На похороны Григорьева, самые бедные и бездомные, явились его приятели Достоевский, Аверкиев, Страхов, Вс. Крестовский, композитор Серов, вот эта матрона генеральша Бибикова и несколько его сожителей из долгового отделения. Между ними выделялся своей курьезной фигурой Лев Камбек, стяжавший себе в начале 60-х годов комическую репутацию. Он был одет в поддевку из бурого верблюжьего сукна и смотрел настоящим «мизераблем», но все еще разглагольствовал и хорохорился. Был тут и художник Бернардский, когда-то талантливый рисовальщик, которому принадлежат иллюстрации в «Тарантасе» графа Соллогуба и «Путешествии madame де Курдюков».
Эти выходцы из царства теней придавали похоронам Григорьева что-то и курьезное и очень, очень печальное.
По дороге с Митрофаньевского кладбища мы зашли в какую-то кухмистерскую, и там состоялся обед со спичами. Говорили его приятели, говорили и «узники» дома Тарасова, предлагали более или менее хмельные здравицы.
А в городе, в литературном мире, в театре смерть Григорьева прошла очень холодно. И в театре его не любили за критику игры актеров.

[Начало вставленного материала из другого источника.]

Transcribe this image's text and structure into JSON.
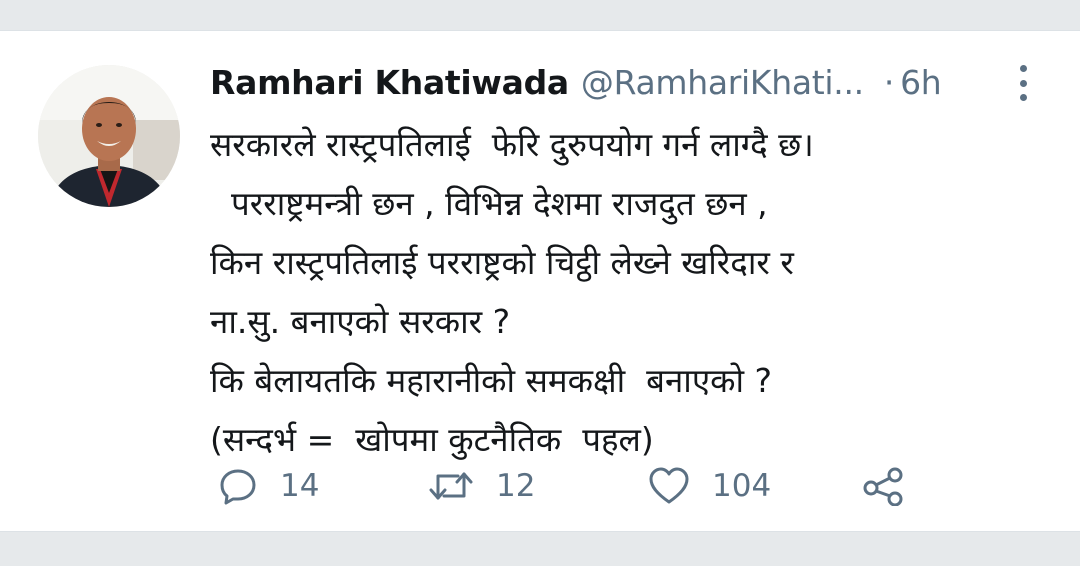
{
  "tweet": {
    "author_name": "Ramhari Khatiwada",
    "handle": "@RamhariKhati...",
    "separator": "·",
    "time": "6h",
    "text_lines": [
      "सरकारले रास्ट्रपतिलाई  फेरि दुरुपयोग गर्न लाग्दै छ।",
      "  परराष्ट्रमन्त्री छन , विभिन्न देशमा राजदुत छन ,",
      "किन रास्ट्रपतिलाई परराष्ट्रको चिट्ठी लेख्ने खरिदार र",
      "ना.सु. बनाएको सरकार ?",
      "कि बेलायतकि महारानीको समकक्षी  बनाएको ?",
      "(सन्दर्भ =  खोपमा कुटनैतिक  पहल)"
    ],
    "actions": {
      "reply_count": "14",
      "retweet_count": "12",
      "like_count": "104"
    },
    "icons": {
      "reply": "reply-icon",
      "retweet": "retweet-icon",
      "like": "heart-icon",
      "share": "share-icon",
      "more": "more-options-icon"
    }
  },
  "colors": {
    "text_primary": "#14171a",
    "text_secondary": "#5b7083",
    "background": "#ffffff",
    "page_background": "#e6e9eb"
  }
}
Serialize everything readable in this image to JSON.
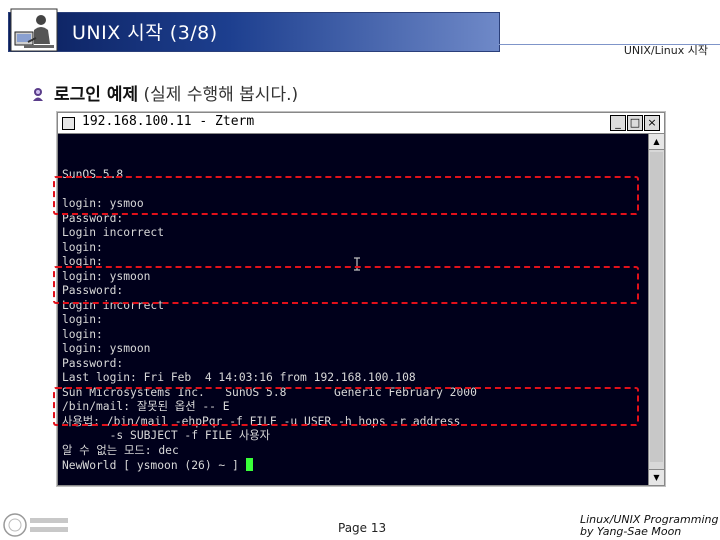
{
  "header": {
    "title": "UNIX 시작 (3/8)",
    "corner_label": "UNIX/Linux 시작"
  },
  "subtitle": {
    "bold": "로그인 예제",
    "light": "(실제 수행해 봅시다.)"
  },
  "terminal": {
    "window_title": "192.168.100.11 - Zterm",
    "buttons": {
      "minimize": "_",
      "maximize": "□",
      "close": "×"
    },
    "lines": [
      "SunOS 5.8",
      "",
      "login: ysmoo",
      "Password:",
      "Login incorrect",
      "login:",
      "login:",
      "login: ysmoon",
      "Password:",
      "Login incorrect",
      "login:",
      "login:",
      "login: ysmoon",
      "Password:",
      "Last login: Fri Feb  4 14:03:16 from 192.168.100.108",
      "Sun Microsystems Inc.   SunOS 5.8       Generic February 2000",
      "/bin/mail: 잘못된 옵션 -- E",
      "사용법: /bin/mail -ehpPqr -f FILE -u USER -h hops -r address",
      "       -s SUBJECT -f FILE 사용자",
      "알 수 없는 모드: dec",
      "NewWorld [ ysmoon (26) ~ ] "
    ],
    "cursor_color": "#39ff39",
    "background": "#00001b"
  },
  "footer": {
    "page": "Page 13",
    "course_line1": "Linux/UNIX Programming",
    "course_line2": "by Yang-Sae Moon"
  },
  "colors": {
    "title_bar": "#1d3f8f",
    "highlight": "#e0101a"
  }
}
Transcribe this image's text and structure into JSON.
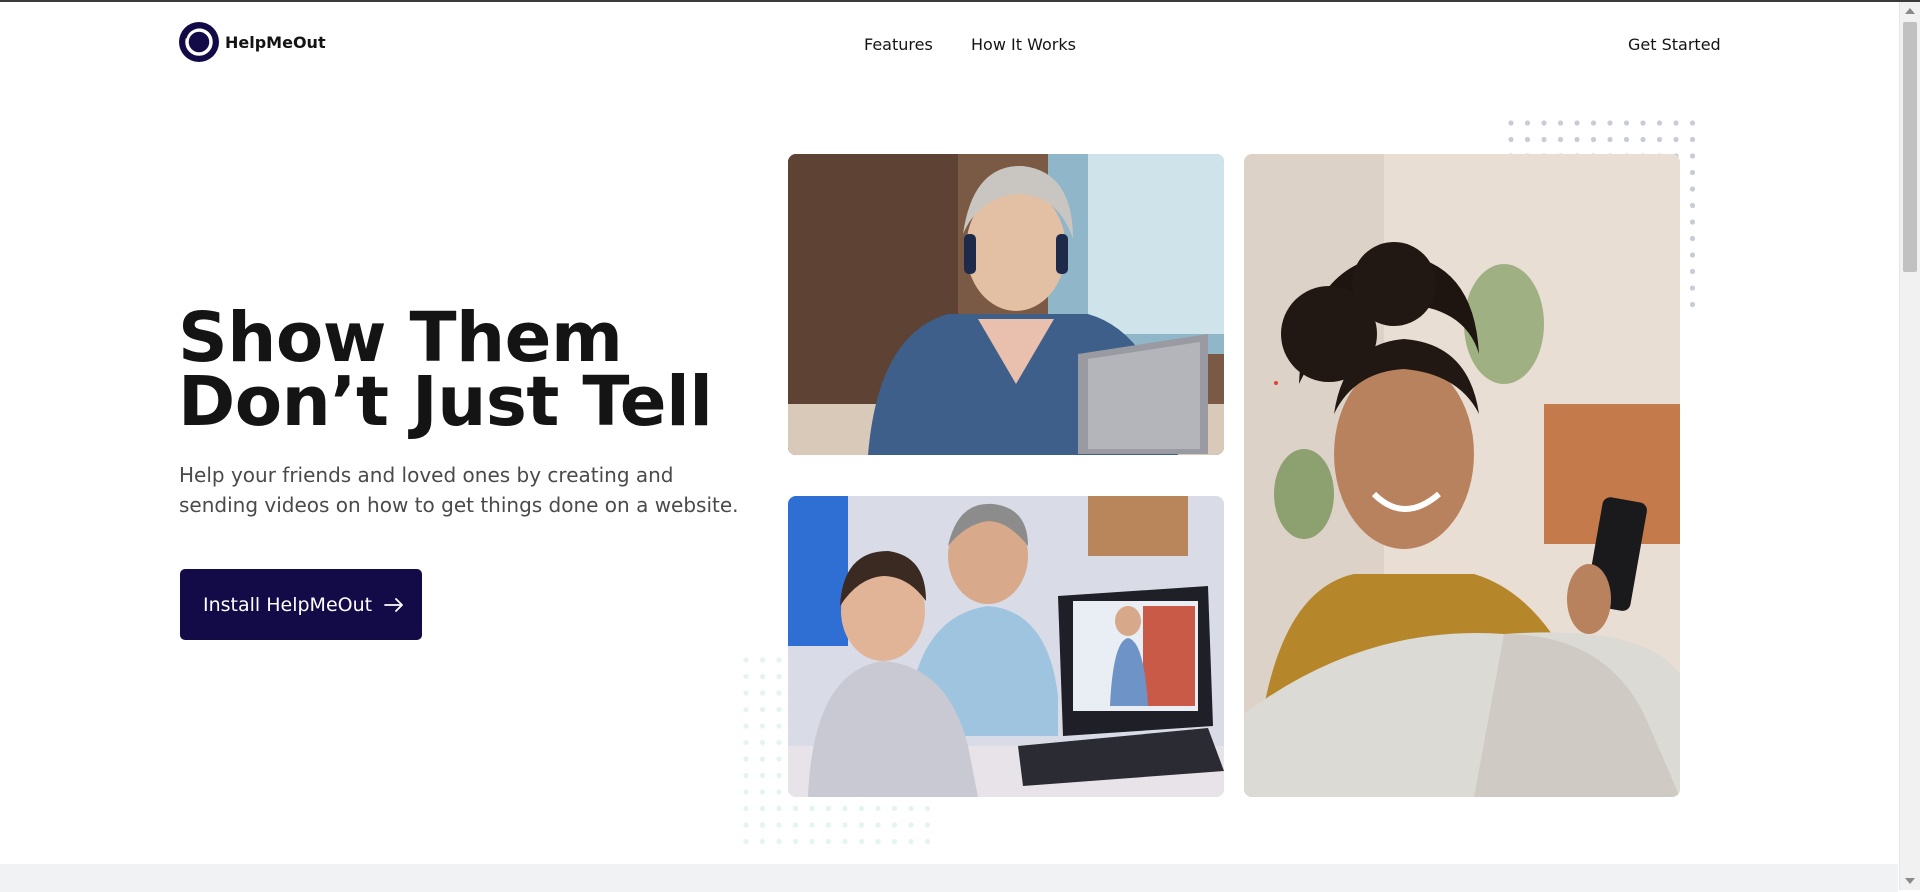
{
  "brand": {
    "name": "HelpMeOut",
    "color": "#120b48"
  },
  "nav": {
    "features": "Features",
    "how_it_works": "How It Works",
    "get_started": "Get Started"
  },
  "hero": {
    "headline_line1": "Show Them",
    "headline_line2": "Don’t Just Tell",
    "subtext": "Help your friends and loved ones by creating and sending videos on how to get things done on a website.",
    "cta_label": "Install HelpMeOut",
    "cta_icon": "arrow-right-icon"
  },
  "images": [
    {
      "name": "woman-headphones-laptop-photo"
    },
    {
      "name": "father-son-laptop-photo"
    },
    {
      "name": "woman-smiling-phone-photo"
    }
  ]
}
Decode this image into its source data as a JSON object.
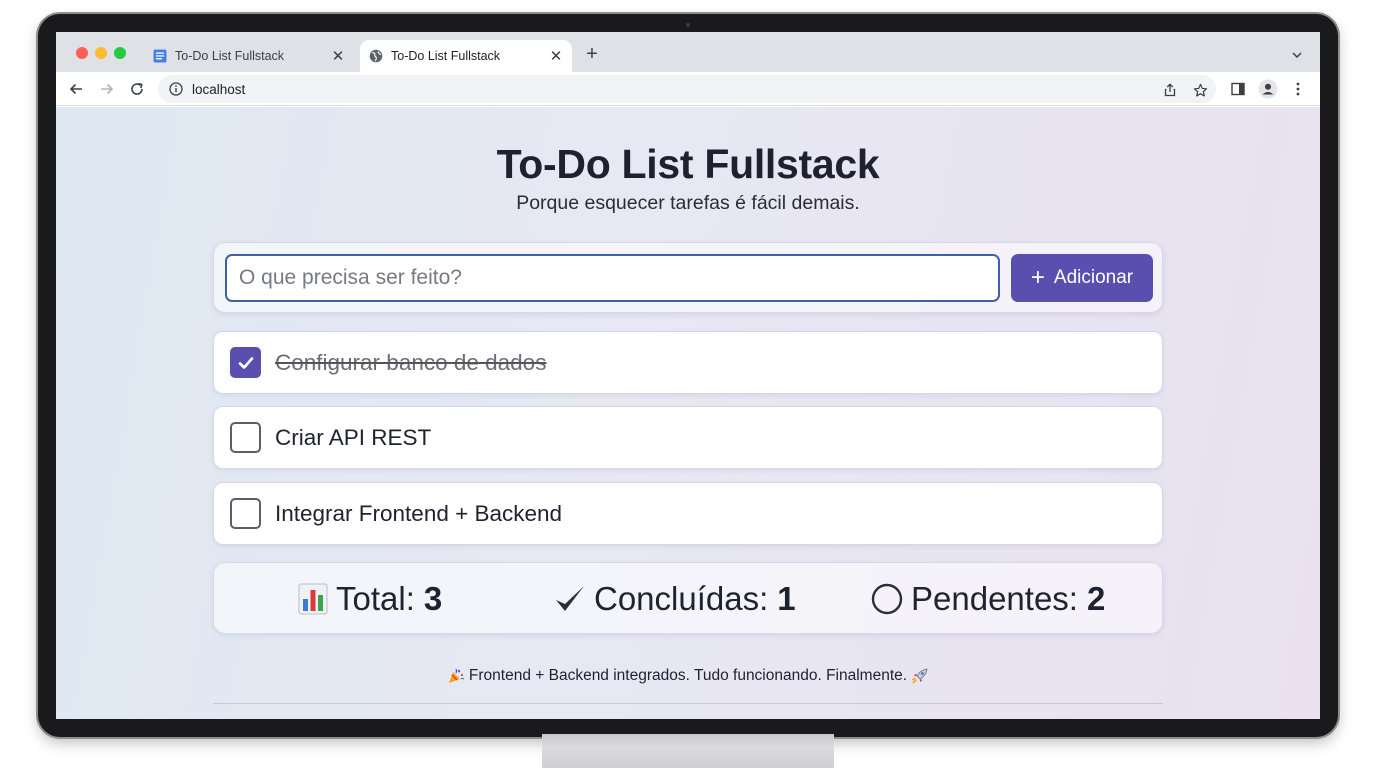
{
  "browser": {
    "tabs": [
      {
        "title": "To-Do List Fullstack",
        "active": false,
        "favicon": "document-icon"
      },
      {
        "title": "To-Do List Fullstack",
        "active": true,
        "favicon": "globe-icon"
      }
    ],
    "url": "localhost"
  },
  "app": {
    "title": "To-Do List Fullstack",
    "subtitle": "Porque esquecer tarefas é fácil demais.",
    "input_placeholder": "O que precisa ser feito?",
    "add_button_label": "Adicionar",
    "accent_color": "#5a4fae"
  },
  "tasks": [
    {
      "text": "Configurar banco de dados",
      "done": true
    },
    {
      "text": "Criar API REST",
      "done": false
    },
    {
      "text": "Integrar Frontend + Backend",
      "done": false
    }
  ],
  "stats": {
    "total_label": "Total:",
    "total_value": "3",
    "done_label": "Concluídas:",
    "done_value": "1",
    "pending_label": "Pendentes:",
    "pending_value": "2"
  },
  "footer": {
    "message": "Frontend + Backend integrados. Tudo funcionando. Finalmente."
  }
}
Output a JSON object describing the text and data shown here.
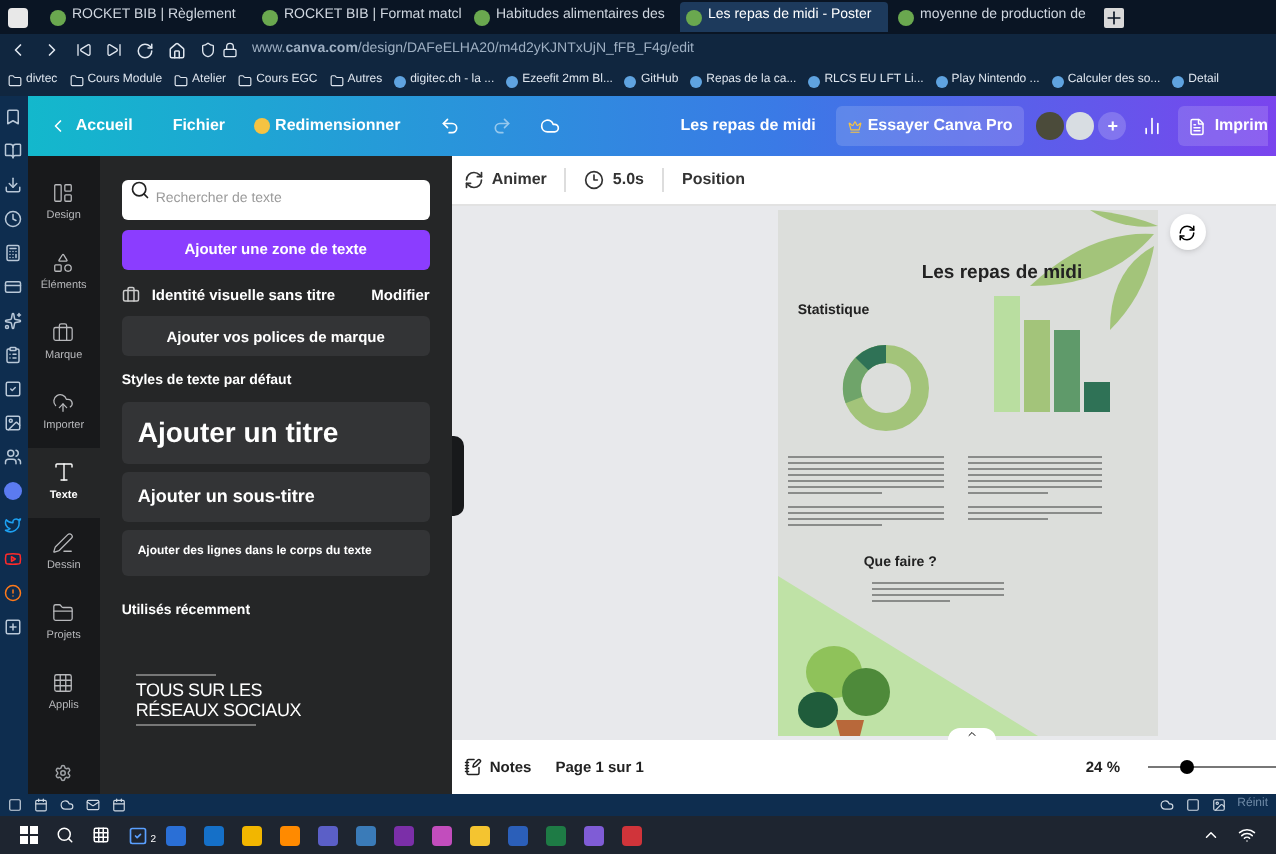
{
  "browser": {
    "tabs": [
      {
        "label": "ROCKET BIB | Règlement",
        "selected": false
      },
      {
        "label": "ROCKET BIB | Format matcl",
        "selected": false
      },
      {
        "label": "Habitudes alimentaires des",
        "selected": false
      },
      {
        "label": "Les repas de midi - Poster",
        "selected": true
      },
      {
        "label": "moyenne de production de",
        "selected": false
      }
    ],
    "url": "www.**canva.com**/design/DAFeELHA20/m4d2yKJNTxUjN_fFB_F4g/edit",
    "bookmarks": [
      {
        "label": "divtec",
        "kind": "folder"
      },
      {
        "label": "Cours Module",
        "kind": "folder"
      },
      {
        "label": "Atelier",
        "kind": "folder"
      },
      {
        "label": "Cours EGC",
        "kind": "folder"
      },
      {
        "label": "Autres",
        "kind": "folder"
      },
      {
        "label": "digitec.ch - la ...",
        "kind": "site"
      },
      {
        "label": "Ezeefit 2mm Bl...",
        "kind": "site"
      },
      {
        "label": "GitHub",
        "kind": "site"
      },
      {
        "label": "Repas de la ca...",
        "kind": "site"
      },
      {
        "label": "RLCS EU LFT Li...",
        "kind": "site"
      },
      {
        "label": "Play Nintendo ...",
        "kind": "site"
      },
      {
        "label": "Calculer des so...",
        "kind": "site"
      },
      {
        "label": "Detail",
        "kind": "site"
      }
    ]
  },
  "header": {
    "back": "Accueil",
    "file": "Fichier",
    "resize": "Redimensionner",
    "title": "Les repas de midi",
    "pro": "Essayer Canva Pro",
    "add": "+",
    "print": "Imprim"
  },
  "toolbar": {
    "animate": "Animer",
    "duration": "5.0s",
    "position": "Position"
  },
  "side_nav": [
    {
      "label": "Design",
      "selected": false
    },
    {
      "label": "Éléments",
      "selected": false
    },
    {
      "label": "Marque",
      "selected": false
    },
    {
      "label": "Importer",
      "selected": false
    },
    {
      "label": "Texte",
      "selected": true
    },
    {
      "label": "Dessin",
      "selected": false
    },
    {
      "label": "Projets",
      "selected": false
    },
    {
      "label": "Applis",
      "selected": false
    }
  ],
  "panel": {
    "search": {
      "placeholder": "Rechercher de texte"
    },
    "add_text": "Ajouter une zone de texte",
    "brand": {
      "name": "Identité visuelle sans titre",
      "action": "Modifier"
    },
    "brand_fonts": "Ajouter vos polices de marque",
    "styles_heading": "Styles de texte par défaut",
    "styles": [
      {
        "kind": "title",
        "label": "Ajouter un titre"
      },
      {
        "kind": "subtitle",
        "label": "Ajouter un sous-titre"
      },
      {
        "kind": "body",
        "label": "Ajouter des lignes dans le corps du texte"
      }
    ],
    "recent_heading": "Utilisés récemment",
    "recent": [
      "TOUS SUR LES",
      "RÉSEAUX SOCIAUX"
    ]
  },
  "poster": {
    "title": "Les repas de midi",
    "subtitle": "Statistique",
    "section": "Que faire ?"
  },
  "footer": {
    "notes": "Notes",
    "page": "Page 1 sur 1",
    "zoom": "24 %",
    "zoom_slider": {
      "level": 0.3
    }
  },
  "status_bar": {
    "text": "Réinit"
  },
  "taskbar": {
    "badge": "2"
  }
}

Любил его только П. Васильев, бывший на похоронах. Из актрис одна только Владимирова (о которой он говорил сочувственно за одну ее роль), не зная его лично, приехала в церковь проститься с ним.
Самый первый друг Григорьева из Петербургских писателей — Н. Н. Страхов ценил его очень высоко и после смерти хлопотал об издании его сочинений. С Григорьевым трудно было водить закадычную дружбу, если не делать возлияний Бахусу, но Страхов совсем не отличался большой слабостью к крепким напиткам.
Страхова я больше узнал уже позднее, к 70-м годам, но и тогда видал его и беседовал всегда с интересом.
Из специалиста по зоологии (он защищал даже диссертацию на магистра) он тоже, как и его приятель Аверкиев, превратился в словесника и, конечно, из тогдашних критиков был одним из самых начитанных, с солидным философским образованием.
По внешности он сразу выдавал свое духовное происхождение: благообразный и всегда благодушно улыбающийся «батюшка», а впоследствии «владыка».
Мне нравился его ум, тонкость вкуса, его язык и манера; но славянофильский налет его идей лишал его полной свободы в оценках и выводах.
Продолжай «Библиотека» существовать и сделайся он у нас главным сотрудником, он стал бы придавать журналу маложелательный оттенок, или мы должны были бы с ним разойтись, что весьма вероятно, потому что если некоторые мои сотрудники «правели», то я, напротив, все «левел».
«Как жил Петербург за эти два сезона: 1863–1864 и 1864–1865? И вообще, каково было общественное настроение?» — спросят меня.
Мне в эти годы, как журналисту, хозяину ежемесячного органа, можно было бы еще более участвовать в общественной жизни, чем это было в предыдущую двухлетнюю полосу. Но заботы чисто редакционные и денежные хотя и расширяли круг деловых сношений, но брали много времени, которое могло бы пойти на более разнообразную столичную жизнь у молодого, совершенно свободного писателя, каким я был в два предыдущих петербургских сезона.